While Dr. Chattergee was emphatic about the role of decisions by women and their husbands in determining their health, he also pointed to a number of broader obstacles that may have an impact on the health of all of the patients in his hospital, including the women who he treats. Within the hospital, he gestured dismissively around him to the hospital structure as a problem, stemming from the much larger problem of mismanagement in the government. “There is no lack of funds. Funds are everywhere. But they are not utilized by genuine people,” he said of government health administrators. He continued to reiterate the importance of good leadership at all levels of the health system: “If the captain is alright and brave, then the soldiers can do accordingly.”

Much of our conversation with Rani, one of the three midwives staffing the primary health center, covered familiar ground: there was only one room and not enough beds for the increased number of women, leading them to have to send women home as little as eight hours after delivery, and leaving follow-up care to sahiyas. In contrast to Dr. Chauhan’s assurances that the primary health centers are generally equipped to care for women, Rani told us that there is rarely sufficient saline solution, and that women sometimes have to purchase the drugs they need on their own.

When we asked Rani about the biggest challenges that she finds in her work, she had little to say about roads or general infrastructure, or even about JSY. If one thing would help, she said, it would be to have either a doctor or a guard on duty at all times, since the ANMs are on duty 24 hours a day. Rani told us, “If a women goes into labour at night, she is often accompanied by a husband who is volatile, sometimes drunk and can be verbally abusive to us. They would not behave that way in front of a doctor—and the security guard would also help this situation.”

Rani and the other ANMs told us that in addition to the husbands, “In the villages, women deliver standing up, and sometimes they get upset when they want to deliver standing instead of lying down. They kick, they’re very stubborn.” When we asked them about what they do in this sort of situation, Rani said, “Sometimes we shout, sometimes we tell them ‘If you don’t calm down, we will operate.’” But, she continued, “After the baby is born, we all laugh together.”

Where to from here?

The issues that the health officials and Dr. Chattergee raised were hard to dispute: better roads would make a big difference; the hospital could certainly use some remodeling, and surely, a more engaged state health bureaucracy would make all sorts of changes easier to achieve. In talking to Rani and the other ANMs, I was really struck by how different their main concerns were, and how much those suggested about the state of health services and their relationship to the community. On one hand, surely, the ANMs should be able to do their jobs without having to worry about what a drunk, aggressive husband might do; while, on the other, how important is it that women who deliver in facilities have to lie down to deliver? Could some of the issues that have to do with husbands’ place in the situation – whether at the public hospital or at the primary health center might be difficult to change: “Holding husbands responsible,” as Dr. Chatterjee suggested is hardly simple.

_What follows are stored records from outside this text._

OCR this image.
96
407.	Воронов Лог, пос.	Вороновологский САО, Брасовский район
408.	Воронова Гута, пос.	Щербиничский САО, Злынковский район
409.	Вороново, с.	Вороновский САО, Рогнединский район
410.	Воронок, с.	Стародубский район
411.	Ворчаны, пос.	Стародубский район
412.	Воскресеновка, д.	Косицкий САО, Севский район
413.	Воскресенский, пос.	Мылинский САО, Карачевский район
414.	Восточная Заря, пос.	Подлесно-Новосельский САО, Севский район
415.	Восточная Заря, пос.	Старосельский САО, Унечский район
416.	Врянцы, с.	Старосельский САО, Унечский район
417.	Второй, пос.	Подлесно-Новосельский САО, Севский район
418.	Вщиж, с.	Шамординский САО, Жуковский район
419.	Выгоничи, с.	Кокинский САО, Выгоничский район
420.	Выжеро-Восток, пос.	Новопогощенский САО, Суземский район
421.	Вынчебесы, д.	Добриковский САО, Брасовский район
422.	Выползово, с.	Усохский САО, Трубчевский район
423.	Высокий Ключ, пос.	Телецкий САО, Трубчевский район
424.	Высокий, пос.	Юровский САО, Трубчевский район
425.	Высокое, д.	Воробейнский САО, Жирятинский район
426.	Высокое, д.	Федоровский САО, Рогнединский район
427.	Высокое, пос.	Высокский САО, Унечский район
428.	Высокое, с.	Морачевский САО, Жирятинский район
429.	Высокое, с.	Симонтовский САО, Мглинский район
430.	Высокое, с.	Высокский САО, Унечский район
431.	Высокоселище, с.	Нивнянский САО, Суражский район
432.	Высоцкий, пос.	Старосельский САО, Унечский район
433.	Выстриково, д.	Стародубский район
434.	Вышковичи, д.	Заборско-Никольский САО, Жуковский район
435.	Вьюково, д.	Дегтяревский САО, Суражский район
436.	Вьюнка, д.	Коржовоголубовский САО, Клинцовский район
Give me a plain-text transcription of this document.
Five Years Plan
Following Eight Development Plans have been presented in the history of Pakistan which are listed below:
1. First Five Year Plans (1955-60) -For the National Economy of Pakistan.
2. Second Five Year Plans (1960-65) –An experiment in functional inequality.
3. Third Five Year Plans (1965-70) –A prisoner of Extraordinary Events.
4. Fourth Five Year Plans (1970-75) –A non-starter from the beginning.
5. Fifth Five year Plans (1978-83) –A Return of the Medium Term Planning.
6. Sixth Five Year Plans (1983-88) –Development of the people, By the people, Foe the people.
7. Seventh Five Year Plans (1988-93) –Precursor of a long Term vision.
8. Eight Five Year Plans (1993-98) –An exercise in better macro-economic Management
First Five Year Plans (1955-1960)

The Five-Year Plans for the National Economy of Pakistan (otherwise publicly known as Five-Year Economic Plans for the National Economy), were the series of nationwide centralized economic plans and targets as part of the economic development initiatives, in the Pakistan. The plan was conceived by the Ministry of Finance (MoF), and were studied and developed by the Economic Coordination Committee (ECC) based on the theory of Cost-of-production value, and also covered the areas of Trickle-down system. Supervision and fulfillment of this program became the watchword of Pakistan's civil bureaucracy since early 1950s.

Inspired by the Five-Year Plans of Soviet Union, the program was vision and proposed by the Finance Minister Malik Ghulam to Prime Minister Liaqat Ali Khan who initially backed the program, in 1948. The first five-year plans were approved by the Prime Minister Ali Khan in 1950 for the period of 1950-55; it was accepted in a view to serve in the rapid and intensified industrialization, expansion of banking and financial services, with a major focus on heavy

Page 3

On the whole, it seems that, while different officials and health workers have different ideas about what is needed to improve maternal health further, complex changes are needed. The question remains, however, whether policy will be responsive. Will focusing on efforts to generate demand for health services inspire improvements in health service quality? Or will political momentum continue to push policy toward building demand for services and/or using financial incentives to promote relatively simple changes?